5:30-8:30 - It is a blur. I didn't take a single picture. There was about 100 people here. At one point another storm rolled in and it poured. At least 80 of those people were in our shop. We asked people to bring sides and desserts to share - we just forgot that if they were also bringing their 5 kids with them (Dang Mormons!) and that their side or dessert would be shared with their family and that was about it. The food was not what I hoped it to be - from the pig that our nice friends were desperately trying to help Blake grill and me shred to the random ice cream I kept pulling from my freezer to make do for dessert. It was crazy - chickens and a billion kids running everywhere and at some point me asking Blake, "Are you okay with kids in the pig pen?" It was wild - I was incapable of coherent conversation with anyone because the whole thing all felt out of control. And because I was desperately trying to make bite-sized pieces of meat for 100 people - it was like our normal dinner times just multiplied 20 fold. The whole endeavor felt a bit red-necked versus the fun Hawaiian luau that I was going for. At one point I do remember looking up and seeing about 60 kids all smiling as they swung and played tetherball and chased chickens and spun themselves into oblivion on the tire swing - so I can safely say that the majority of our guests enjoyed themselves!

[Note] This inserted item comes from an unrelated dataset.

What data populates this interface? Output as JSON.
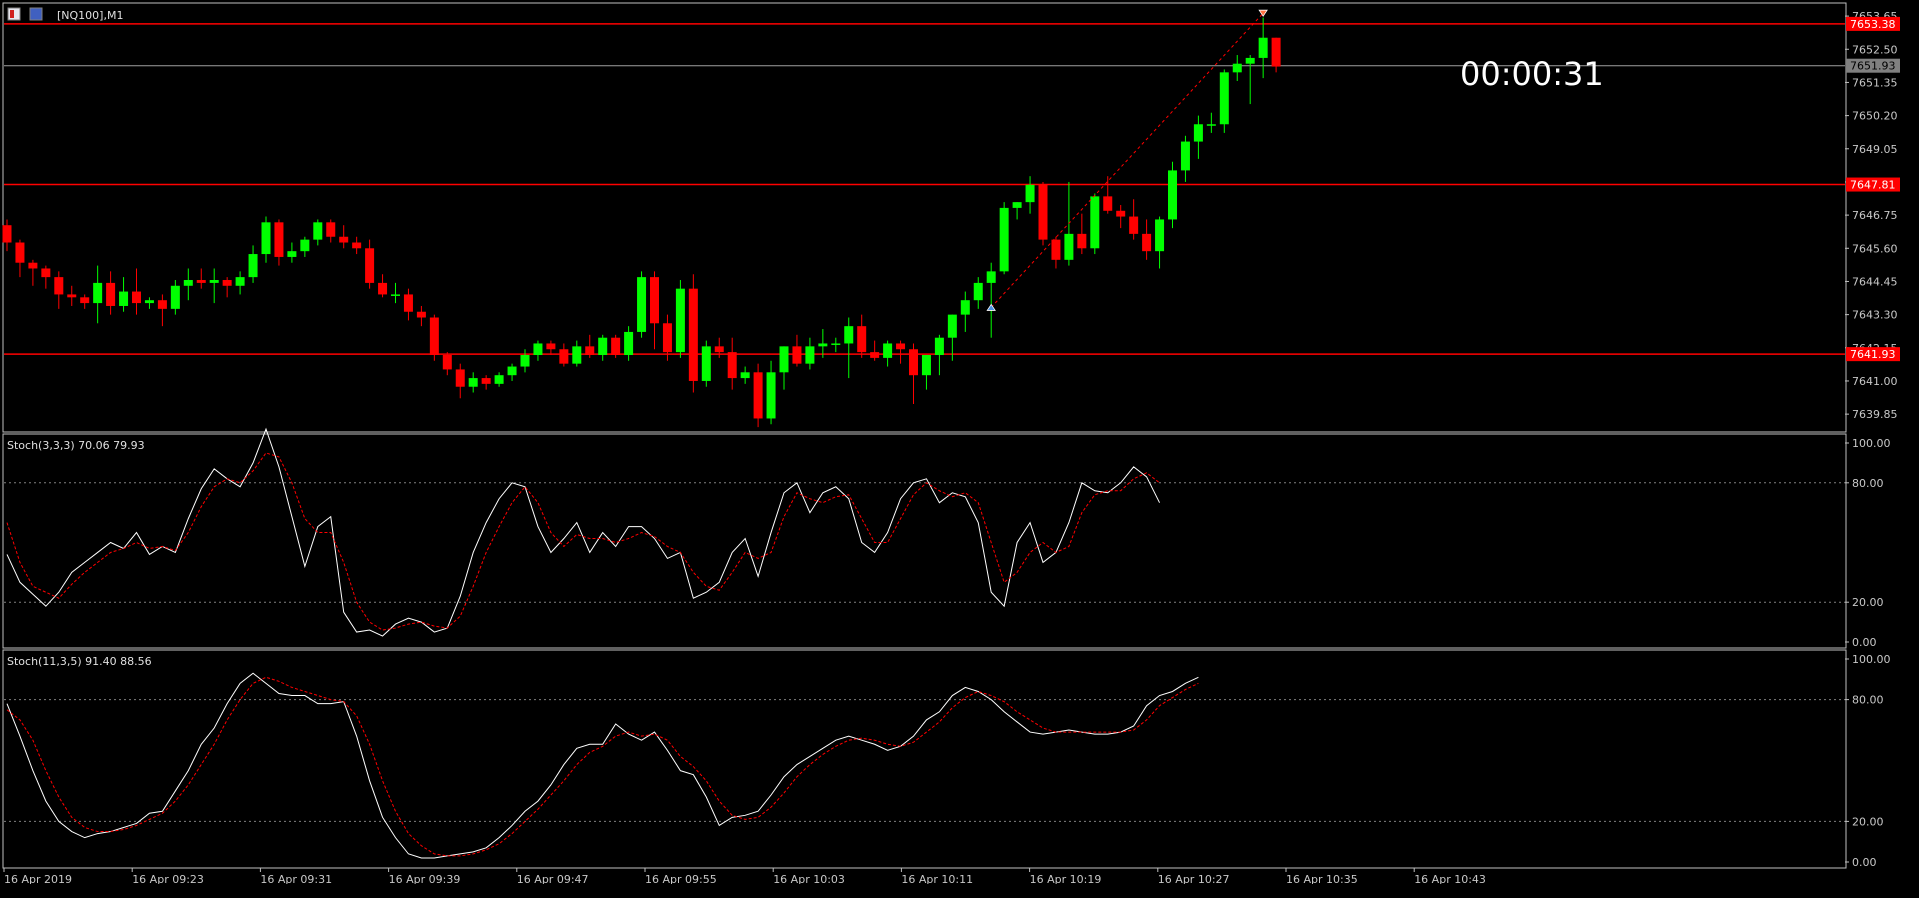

And we learned a lot. Blake wants to do it again now that "he could perfect it." Hotter fire for longer duration and smaller pig. And the next time I would not set a time... I would say come on this evening and at some point we will enjoy some pulled pork but that really would have decreased the stress if we weren't fighting a clock. It was by far the craziest party we have ever thrown and half way through I realized why so many people on their tutorials talked about the importance of beer on the day of the feast - I don't think that this is a feat that can be fully enjoyed sober.

So for us non-drinkers - I think roasting a whole pig will always have an edge of crazy to it.

9pm - We had the Cox's help us roll our non-working truck back into the shop (just to solidify our red-neck status for good) and said our farewells. I will seriously miss their family! We put the kids down and snuck out for half-priced shakes at Sonic. There might not be any alcohol in them but Chocolate Oreo definitely took the edge off.


Jana Weaver said...

Wow, that is quite the undertaking!

Erinlizabeth said...

Holy smokes! Sad we missed out on this one! ;-)

Micah Taylor said...

whoa!! you guys are champions! sounds like a fun adventure :)

Tammy C. said...

You had me laughing out loud!! It was a great party....don't forget the child that fell out of the tree. A favorite memory of mine was S.H. chasing kids out of the chicken coop. "But, my mom said I could!" "I don't care, get out of there RIGHT NOW!" You guys are great sports.

Britt said...

Okay, that gave me panic attack, and now I need a half-priced shake from Sonic to cope.